What if Xerox had patented the GUI? Maybe Microsoft and Apple would've had to pay to license it instead of just stealing it from Xerox. What innovations did we miss out on because PARC never made any money off GUIs?


PARC never made any money not because Xerox didn’t patent things but because they didn’t value those things and shut it down.

In my opinion, patents slow down innovation in any fast moving field like software. This isn’t the 1800s. If we abolished patents in pharma, we could have cures developed for the long tail!


Xerox shut down PARC because it lost its patent monopoly and had to start competing with Japanese copier makers. Competition is awful for R&D-intensive innovation. (When was the last time Lenovo or HP invented something? Who does R&D now? It’s companies like Google that have moats in the form of network effects around their users and data.)

If we abolished patents in pharma we wouldn’t have cures for anything. Nobody will blow half a billion dollars on R&D for an easily copied drug without some sort of moat.


Exactly. We don’t need John Galts attracting a billion dollars when we have tons of small collaborators contributing far less than a billion dollars. And the results are freely available.

Isaac Newton said he stood on the shoulders of giants. What if had to rent those shoulders, or worse had no access?

If what you say is true (“why would anyone do anything big”) how was science done for years, in every field other than Pharma? How did Wikipedia beat Britannica and the Web beat AOL if capitalism is better?

Look up Clay Shirky’s ted talk Institutions vs Collaboration

Competition and moats are a nice system but in the long run collaboration is simply better!


Innovation is more expensive than ever. For example, each new generation of microprocessor costs exponentially more than it did back when Fairchild and Intel were starting out. Physics has morphed from something Isaac Newton could do with some relatively inexpensive tools to something that requires the financial resources of nation states with supercomputers and particle accelerators.

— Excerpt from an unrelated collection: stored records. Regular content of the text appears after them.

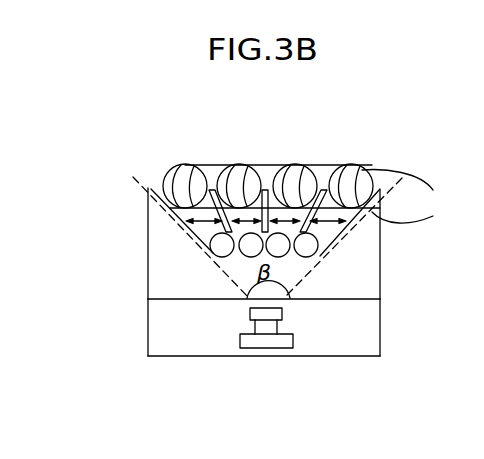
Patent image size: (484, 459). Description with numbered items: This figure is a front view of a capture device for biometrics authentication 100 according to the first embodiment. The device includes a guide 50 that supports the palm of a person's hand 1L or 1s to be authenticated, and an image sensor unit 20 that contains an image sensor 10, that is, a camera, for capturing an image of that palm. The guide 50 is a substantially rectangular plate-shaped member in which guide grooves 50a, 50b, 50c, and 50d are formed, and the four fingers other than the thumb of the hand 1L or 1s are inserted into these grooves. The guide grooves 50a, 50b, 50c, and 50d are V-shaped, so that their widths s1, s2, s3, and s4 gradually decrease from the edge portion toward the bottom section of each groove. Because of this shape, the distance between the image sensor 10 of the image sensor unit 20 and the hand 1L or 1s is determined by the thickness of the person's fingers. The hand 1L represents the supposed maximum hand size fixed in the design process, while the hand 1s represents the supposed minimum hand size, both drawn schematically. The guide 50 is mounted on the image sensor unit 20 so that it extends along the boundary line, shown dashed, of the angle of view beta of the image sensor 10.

The capture device for biometrics authentication 100 is at (207, 286).
The guide 50 is at (148, 268).
The image sensor unit 20 is at (148, 327).
The image sensor 10 is at (265, 356).
The guide groove 50a is at (170, 168).
The guide groove 50b is at (232, 168).
The guide groove 50c is at (297, 168).
The guide groove 50d is at (347, 168).
The width of guide groove s1 is at (199, 168).
The width of guide groove s2 is at (250, 168).
The width of guide groove s3 is at (282, 168).
The width of guide groove s4 is at (337, 168).
The person's hand 1L is at (361, 169).
The person's hand 1s is at (317, 258).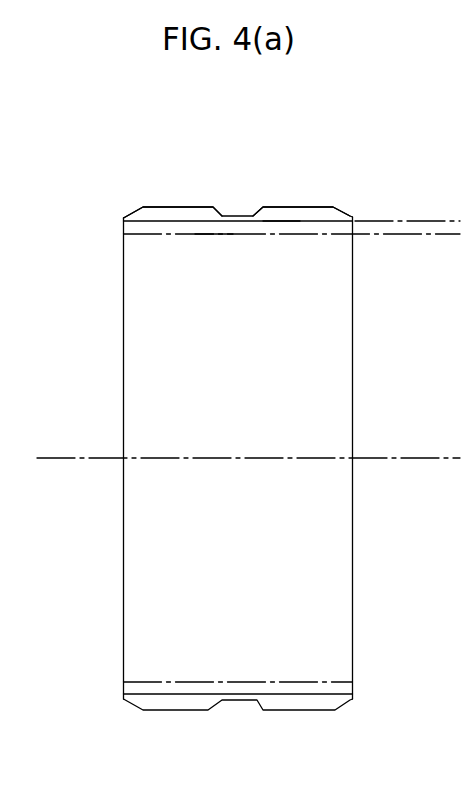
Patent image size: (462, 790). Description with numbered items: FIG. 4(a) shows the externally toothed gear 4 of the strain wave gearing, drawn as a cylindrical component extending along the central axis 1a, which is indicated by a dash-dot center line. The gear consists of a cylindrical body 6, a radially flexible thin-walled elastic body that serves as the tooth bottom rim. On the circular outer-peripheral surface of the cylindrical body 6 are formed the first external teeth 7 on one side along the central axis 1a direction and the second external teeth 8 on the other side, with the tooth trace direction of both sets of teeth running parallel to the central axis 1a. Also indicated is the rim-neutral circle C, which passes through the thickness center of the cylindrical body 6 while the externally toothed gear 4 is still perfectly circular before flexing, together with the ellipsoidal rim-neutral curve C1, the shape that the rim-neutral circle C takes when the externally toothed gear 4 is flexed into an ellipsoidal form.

The externally toothed gear 4 is at (352, 206).
The cylindrical body 6 is at (320, 233).
The first external teeth 7 is at (326, 205).
The second external teeth 8 is at (150, 205).
The rim-neutral circle C is at (212, 238).
The ellipsoidal rim-neutral curve C1 is at (270, 223).
The central axis 1a is at (407, 460).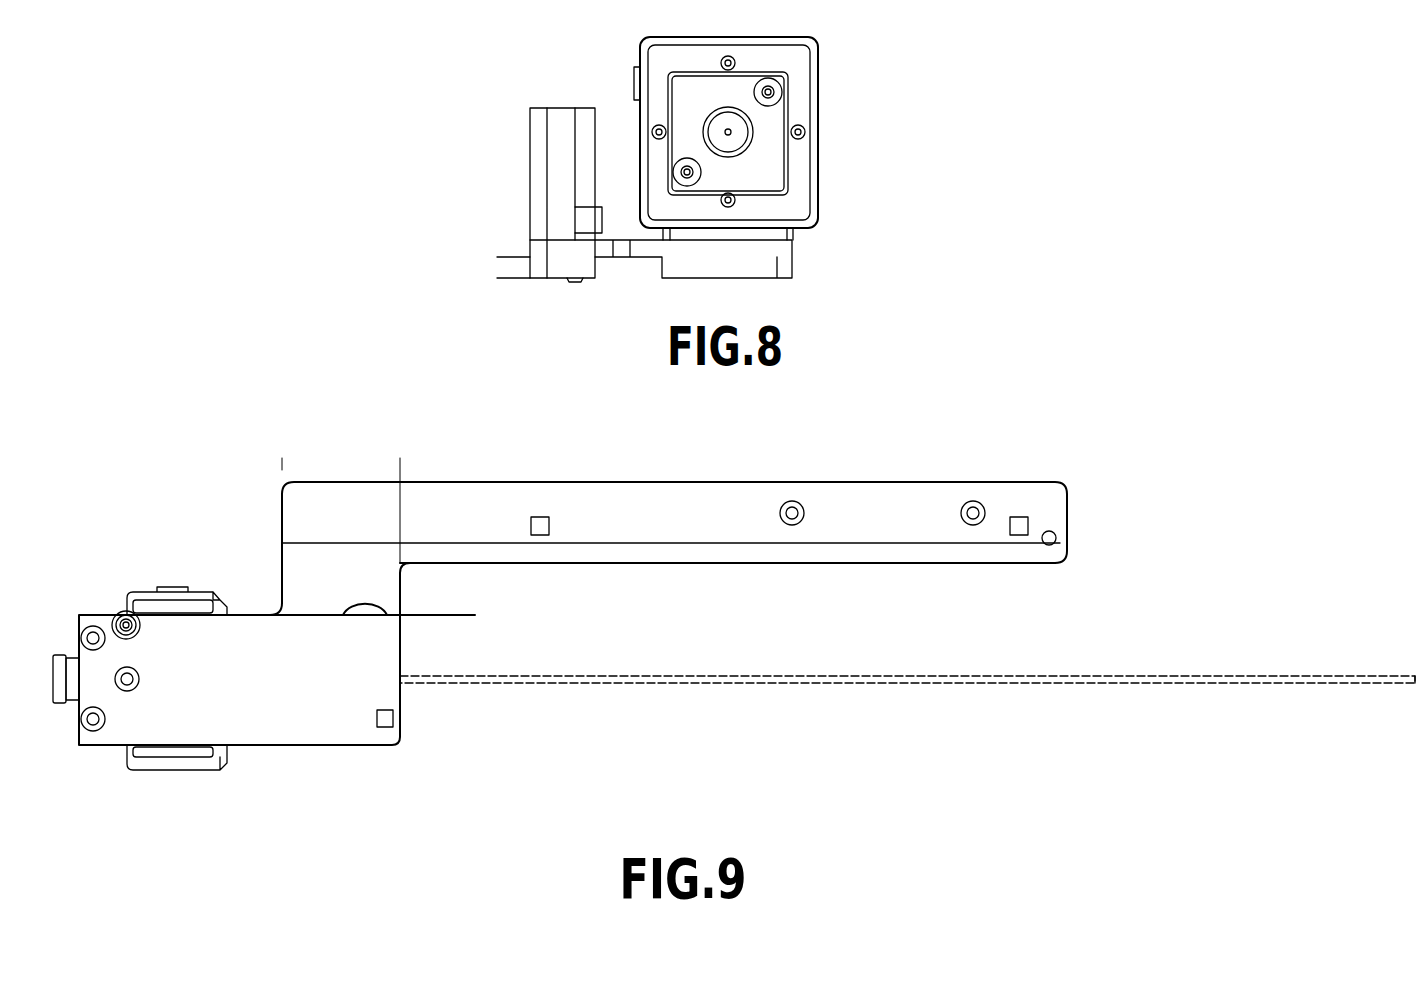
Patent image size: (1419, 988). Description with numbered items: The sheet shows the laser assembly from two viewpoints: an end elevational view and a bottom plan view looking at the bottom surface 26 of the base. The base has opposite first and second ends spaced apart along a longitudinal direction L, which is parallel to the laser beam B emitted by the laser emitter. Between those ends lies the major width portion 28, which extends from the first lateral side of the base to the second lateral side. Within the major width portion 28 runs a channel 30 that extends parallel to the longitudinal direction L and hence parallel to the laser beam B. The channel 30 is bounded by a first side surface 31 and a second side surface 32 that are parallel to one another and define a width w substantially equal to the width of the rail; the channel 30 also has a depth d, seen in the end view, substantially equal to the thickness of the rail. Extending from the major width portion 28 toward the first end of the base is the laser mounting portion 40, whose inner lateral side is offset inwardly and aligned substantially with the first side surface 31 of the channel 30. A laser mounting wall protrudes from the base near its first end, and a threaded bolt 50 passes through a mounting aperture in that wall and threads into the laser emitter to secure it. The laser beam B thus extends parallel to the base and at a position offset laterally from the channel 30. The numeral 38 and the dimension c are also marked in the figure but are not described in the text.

In FIG. 9, the bottom surface 26 is at (333, 705).
In FIG. 9, the major width portion 28 is at (282, 448).
In FIG. 9, the channel 30 is at (362, 587).
In FIG. 9, the first side surface 31 is at (343, 615).
In FIG. 9, the second side surface 32 is at (282, 543).
In FIG. 9, the plate lower edge 38 is at (712, 555).
In FIG. 9, the laser mounting portion 40 is at (246, 758).
In FIG. 9, the threaded bolt 50 is at (55, 655).
In FIG. 8, the depth d is at (508, 218).
In FIG. 9, the width w is at (315, 615).
In FIG. 9, the clearance c is at (463, 615).
In FIG. 9, the laser beam B is at (947, 678).
In FIG. 9, the longitudinal direction L is at (1130, 629).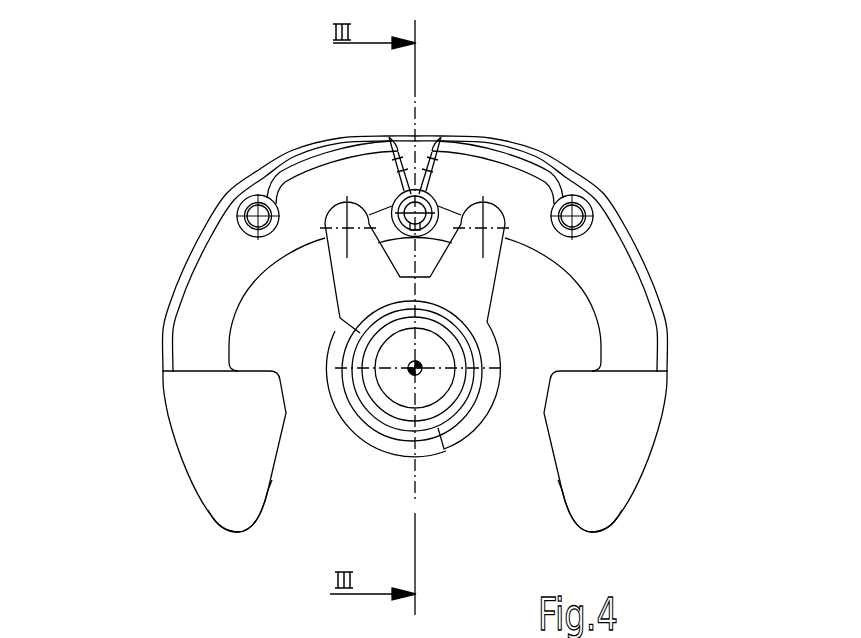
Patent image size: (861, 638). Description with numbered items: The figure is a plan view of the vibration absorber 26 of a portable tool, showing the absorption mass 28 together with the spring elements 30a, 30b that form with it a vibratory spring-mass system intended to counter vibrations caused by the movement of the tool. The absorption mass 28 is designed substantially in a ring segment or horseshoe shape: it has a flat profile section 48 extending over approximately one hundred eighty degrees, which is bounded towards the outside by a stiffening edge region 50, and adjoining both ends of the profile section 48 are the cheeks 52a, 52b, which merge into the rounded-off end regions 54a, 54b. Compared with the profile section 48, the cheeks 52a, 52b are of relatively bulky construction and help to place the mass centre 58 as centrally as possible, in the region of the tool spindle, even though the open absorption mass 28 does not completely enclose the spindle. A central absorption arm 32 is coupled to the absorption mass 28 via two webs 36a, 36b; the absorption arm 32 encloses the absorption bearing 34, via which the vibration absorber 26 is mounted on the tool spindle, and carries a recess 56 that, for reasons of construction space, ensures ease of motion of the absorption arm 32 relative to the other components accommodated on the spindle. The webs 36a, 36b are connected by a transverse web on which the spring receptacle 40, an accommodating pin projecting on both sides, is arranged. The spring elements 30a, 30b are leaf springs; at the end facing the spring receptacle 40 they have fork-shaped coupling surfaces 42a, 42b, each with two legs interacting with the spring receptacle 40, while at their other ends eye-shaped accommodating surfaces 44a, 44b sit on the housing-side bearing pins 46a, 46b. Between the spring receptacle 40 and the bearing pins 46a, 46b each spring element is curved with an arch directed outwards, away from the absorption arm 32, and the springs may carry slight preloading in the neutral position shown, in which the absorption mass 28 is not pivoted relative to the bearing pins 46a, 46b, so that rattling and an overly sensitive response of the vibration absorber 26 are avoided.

The vibration absorber 26 is at (480, 112).
The absorption mass 28 is at (165, 328).
The spring element 30a is at (558, 162).
The spring element 30b is at (297, 157).
The absorption arm 32 is at (485, 353).
The absorption bearing 34 is at (392, 414).
The web 36a is at (472, 298).
The web 36b is at (360, 290).
The spring receptacle 40 is at (418, 188).
The coupling surface 42a is at (441, 190).
The coupling surface 42b is at (394, 195).
The accommodating surface 44a is at (593, 210).
The accommodating surface 44b is at (253, 234).
The bearing pin 46a is at (567, 236).
The bearing pin 46b is at (253, 205).
The profile section 48 is at (613, 292).
The stiffening edge region 50 is at (631, 248).
The cheek 52a is at (623, 440).
The cheek 52b is at (218, 443).
The rounded-off end region 54a is at (603, 530).
The rounded-off end region 54b is at (230, 533).
The recess 56 is at (348, 410).
The mass centre 58 is at (418, 373).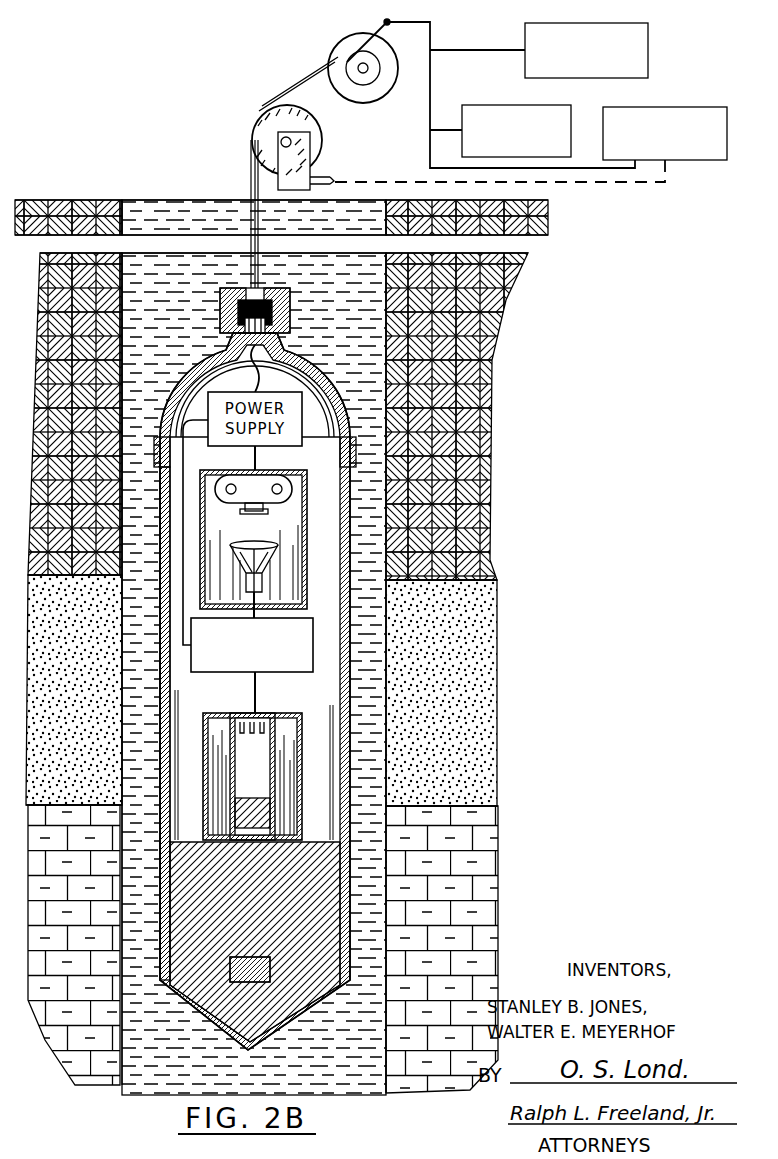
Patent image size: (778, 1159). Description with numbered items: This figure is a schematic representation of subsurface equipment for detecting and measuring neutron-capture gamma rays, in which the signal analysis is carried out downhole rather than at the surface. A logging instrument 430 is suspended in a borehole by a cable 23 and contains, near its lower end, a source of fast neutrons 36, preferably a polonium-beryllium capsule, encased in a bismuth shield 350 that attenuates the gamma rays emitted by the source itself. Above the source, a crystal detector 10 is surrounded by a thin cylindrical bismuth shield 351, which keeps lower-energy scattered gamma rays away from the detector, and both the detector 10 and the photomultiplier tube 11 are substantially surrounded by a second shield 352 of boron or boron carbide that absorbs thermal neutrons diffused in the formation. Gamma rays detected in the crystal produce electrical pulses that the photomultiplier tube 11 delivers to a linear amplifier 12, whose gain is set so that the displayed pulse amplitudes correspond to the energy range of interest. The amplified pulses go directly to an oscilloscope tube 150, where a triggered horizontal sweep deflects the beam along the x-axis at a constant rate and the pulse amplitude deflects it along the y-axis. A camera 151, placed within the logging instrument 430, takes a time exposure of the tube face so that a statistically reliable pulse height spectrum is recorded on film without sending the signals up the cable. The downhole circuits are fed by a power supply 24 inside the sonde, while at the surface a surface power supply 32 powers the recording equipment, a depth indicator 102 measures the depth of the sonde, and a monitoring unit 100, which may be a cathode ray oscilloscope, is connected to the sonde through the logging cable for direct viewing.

The monitoring unit 100 is at (648, 52).
The surface power supply 32 is at (516, 105).
The depth indicator 102 is at (660, 107).
The cable 23 is at (264, 272).
The power supply 24 is at (300, 430).
The logging instrument 430 is at (163, 572).
The camera 151 is at (277, 502).
The oscilloscope tube 150 is at (272, 558).
The linear amplifier 12 is at (313, 635).
The photomultiplier tube 11 is at (282, 756).
The shield 351 is at (206, 740).
The second shield 352 is at (270, 778).
The crystal detector 10 is at (240, 815).
The shield 350 is at (200, 932).
The source of fast neutrons 36 is at (262, 982).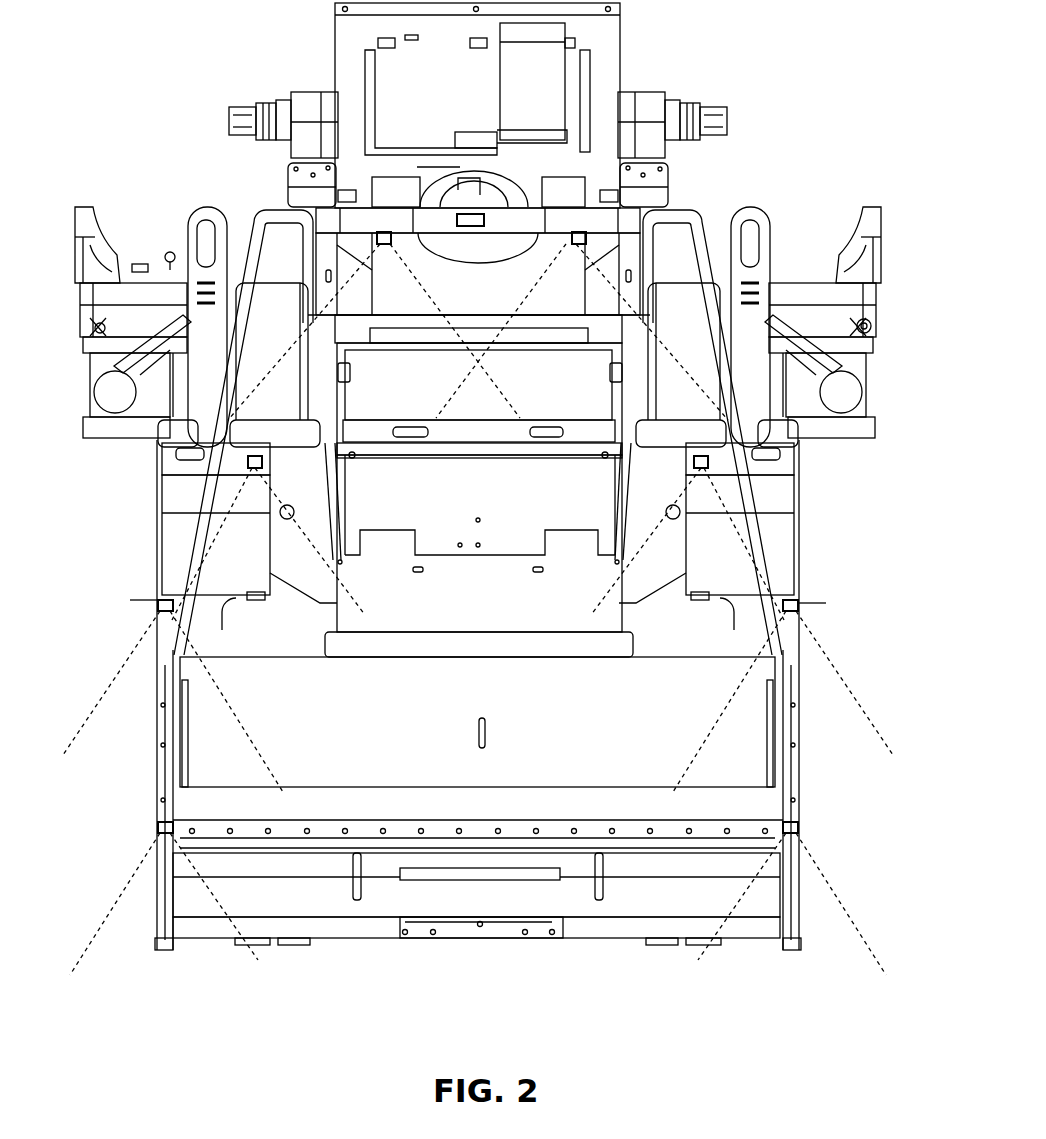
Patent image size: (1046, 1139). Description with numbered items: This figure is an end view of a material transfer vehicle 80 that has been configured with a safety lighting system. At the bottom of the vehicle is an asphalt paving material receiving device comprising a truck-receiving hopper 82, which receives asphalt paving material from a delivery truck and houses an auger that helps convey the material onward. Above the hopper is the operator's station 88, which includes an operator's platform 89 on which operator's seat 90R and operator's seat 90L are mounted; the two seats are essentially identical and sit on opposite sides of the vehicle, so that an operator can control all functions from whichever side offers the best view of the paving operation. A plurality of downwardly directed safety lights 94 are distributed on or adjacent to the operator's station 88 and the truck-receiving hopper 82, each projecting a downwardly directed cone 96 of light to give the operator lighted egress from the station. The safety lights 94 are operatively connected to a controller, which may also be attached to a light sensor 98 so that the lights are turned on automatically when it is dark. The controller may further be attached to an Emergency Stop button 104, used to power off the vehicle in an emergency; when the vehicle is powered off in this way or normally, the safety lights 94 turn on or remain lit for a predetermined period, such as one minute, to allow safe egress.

The material transfer vehicle 80 is at (236, 60).
The truck-receiving hopper 82 is at (570, 950).
The operator's station 88 is at (886, 318).
The operator's platform 89 is at (80, 428).
The operator's seat 90R is at (108, 216).
The operator's seat 90L is at (886, 242).
The safety lights 94 is at (393, 240).
The cone of light 96 is at (668, 87).
The light sensor 98 is at (470, 226).
The Emergency Stop button 104 is at (170, 250).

The things that make modern life, well modern: jet engines, AIDS cocktails, micro-processors, electric cars, satellites, nuclear reactors, omnipresent telecommunications, etc., are well outside the reach of "collaboration." Collaboration among amateurs doesn't even move the needle. Genuine useful progress is for the most part the province of big institutions with roomfuls of PhDs. And those require billions upon billions of dollars. And that money has to come from somewhere: defense contracts, irrational VCs, governments, and yes, patent monopolies.


The more expensive it is, the more I'd like to socialize the costs instead of putting all the eggs in one basket and then having private ownership of something huge

See this: https://forum.intercoin.org/t/study-alaska-ubi-doesnt-increa...

I don't think roomful of PhDs always beats the a motivated crowd. Not even a roomful of seasoned intelligence analysts (https://www.npr.org/sections/parallels/2014/04/02/297839429/...)

Did a top-down Britannica being sold door to door, the pinnacle of capitalism applied to encyclopedias, beat Wikipedia? Did encarta? Why did Wikipedia win?